Update Google Chrome ASAP to Fix Critical Vulnerability
If you use Google Chrome, you need to update your browser right now. Google has just released an emergency patch for three security vulnerabilities, one of which is a zero-day vulnerability that has been actively exploited.
Zero-day vulnerabilities are high-severity vulnerabilities that are either actively exploited or become publicly known before the developer releases an update to fix the vulnerability.
What does the Google Chrome patch fix?
Chrome’s latest zero-day vulnerability, designated CVE-2025-5419 , is an out-of-bounds read/write vulnerability that affects the V8 JavaScript engine and allows a remote attacker to “exploit heap corruption via a specially crafted HTML page.”
The vulnerability was discovered and reported on May 27 by Clement Lessin and Benoit Sevens of the Google Threat Analysis Group. While Google acknowledged that the zero-day vulnerability was being actively exploited, it did not provide any additional details about how or by whom other attackers could be prevented from exploiting the vulnerability until more Chrome users applied the fix.
This isn’t the first zero-day vulnerability to hit Chrome this year.
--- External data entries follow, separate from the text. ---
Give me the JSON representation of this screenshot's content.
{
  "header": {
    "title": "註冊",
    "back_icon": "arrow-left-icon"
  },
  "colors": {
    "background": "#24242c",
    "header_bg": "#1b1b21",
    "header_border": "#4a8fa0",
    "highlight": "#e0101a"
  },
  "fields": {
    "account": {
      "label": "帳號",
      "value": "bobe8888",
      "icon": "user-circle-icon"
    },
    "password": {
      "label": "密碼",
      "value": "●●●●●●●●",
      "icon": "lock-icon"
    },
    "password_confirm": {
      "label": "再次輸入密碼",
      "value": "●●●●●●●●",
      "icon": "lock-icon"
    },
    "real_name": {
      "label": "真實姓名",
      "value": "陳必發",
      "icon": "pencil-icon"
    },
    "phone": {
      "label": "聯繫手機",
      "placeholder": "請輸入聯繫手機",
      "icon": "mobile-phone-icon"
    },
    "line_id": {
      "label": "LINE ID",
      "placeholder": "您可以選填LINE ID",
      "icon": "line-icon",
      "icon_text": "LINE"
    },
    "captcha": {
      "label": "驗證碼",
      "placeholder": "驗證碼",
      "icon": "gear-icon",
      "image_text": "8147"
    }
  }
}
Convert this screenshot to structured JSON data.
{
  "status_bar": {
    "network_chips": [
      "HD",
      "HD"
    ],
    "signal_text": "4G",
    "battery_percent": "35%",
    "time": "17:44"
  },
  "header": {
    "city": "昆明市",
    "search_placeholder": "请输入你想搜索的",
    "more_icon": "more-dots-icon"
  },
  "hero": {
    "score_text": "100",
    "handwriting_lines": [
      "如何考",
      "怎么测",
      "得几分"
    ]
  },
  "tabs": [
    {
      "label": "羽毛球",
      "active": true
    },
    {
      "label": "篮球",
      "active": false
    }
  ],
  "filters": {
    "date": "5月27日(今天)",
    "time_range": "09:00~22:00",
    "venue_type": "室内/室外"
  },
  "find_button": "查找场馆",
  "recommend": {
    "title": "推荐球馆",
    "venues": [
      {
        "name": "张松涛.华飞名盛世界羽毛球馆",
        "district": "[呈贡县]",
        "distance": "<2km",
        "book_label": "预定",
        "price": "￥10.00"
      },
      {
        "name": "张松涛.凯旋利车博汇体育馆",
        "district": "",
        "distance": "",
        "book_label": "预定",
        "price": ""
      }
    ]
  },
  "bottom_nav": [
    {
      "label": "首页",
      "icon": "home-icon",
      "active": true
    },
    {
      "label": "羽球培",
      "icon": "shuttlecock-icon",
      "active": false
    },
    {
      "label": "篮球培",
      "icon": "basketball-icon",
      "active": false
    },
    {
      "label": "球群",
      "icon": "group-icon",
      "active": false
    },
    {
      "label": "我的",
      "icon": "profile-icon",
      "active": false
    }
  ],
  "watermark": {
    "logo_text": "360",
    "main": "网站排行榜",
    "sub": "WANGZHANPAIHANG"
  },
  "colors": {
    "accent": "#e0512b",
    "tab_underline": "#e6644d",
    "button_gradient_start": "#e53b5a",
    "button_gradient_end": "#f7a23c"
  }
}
Google released additional emergency fixes in March and May : the first vulnerability allowed malware to be deployed in spyware attacks, and the second allowed account takeovers.
What Chrome users need to do
Google confirmed that it had made configuration changes to the stable version of Chrome to address the vulnerability the day after it was discovered. On Monday, the company released a stable channel update with fixes for the zero-day vulnerability and two additional security issues.
Users should ensure they are running Chrome version 137.0.7151.68/.69 for Windows and macOS, and version 137.0.7151.68 for Linux. Check your version by opening the Chrome menu and selecting About Google Chrome . If an update is available, wait for it to complete and restart the browser to install it.